Among the options at Obama’s disposal are cruise-missile-armed U.S. naval assets currently in the Mediterranean. Speaking to reporters Friday during a trip to the Far East, Defense Secretary Chuck Hagel said that some of the options the Pentagon has prepared for Obama “requires positioning our forces, positioning our assets, to be able to carry [them] out,” the Associated Press reported.
Those options, including using cruise missiles to attack Syrian government bases or establishing a no-fly zone over parts of Syria, have been on the table for many months and have been publicly outlined by Gen. Martin E. Dempsey, chairman of the Joint Chiefs of Staff, and others.

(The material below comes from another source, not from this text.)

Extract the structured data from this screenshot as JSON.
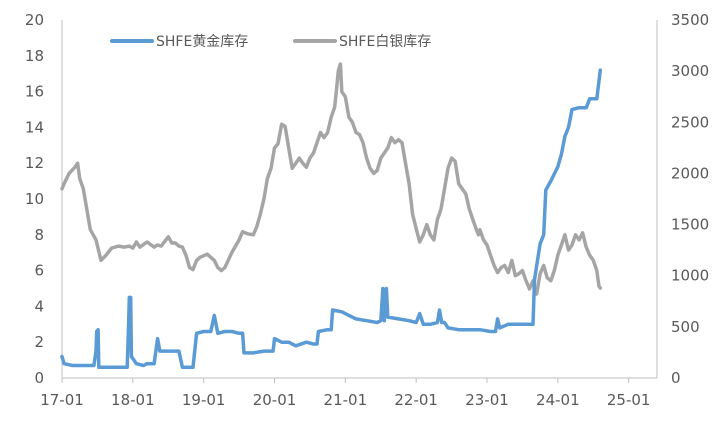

As recently as this week, Dempsey — who defense officials said is meeting this weekend with regional defense chiefs from the Middle East in a long-scheduled conference — said that none of those actions was likely to achieve U.S. goals of a democratic and stable Syria, and indicated that his own recommendation to Obama was to continue the current policy of humanitarian aid and efforts to bolster the opposition.
The administration has been in close contact with allies and partners from Britain to Turkey. U.S. officials have repeatedly indicated they would seek an international mandate or, at the very least, closely coordinate with partners.
For the moment, no action has been authorized and all options remain on hold awaiting confirmation of what the administration has said appears to have been a major chemical weapons attack by the Syrian government against dug-in opposition forces in the Damascus suburbs.
U.S. intelligence officials, who in June concluded that the Syrian government had used small amounts of chemical weapons in previous attacks, discounted reports Friday that the United States had detected movement at chemical storage sites before the Wednesday attack. The officials said they were not prepared to confirm or discount the new allegations.
“Assessments of this type can take time to develop,” one official said, speaking on the condition of anonymity to discuss intelligence matters.
Syria’s government has denied responsibility for any chemical attacks. Russia, its principal ally, has accused the opposition of staging Wednesday’s attack to discredit Syrian President Bashar al-Assad.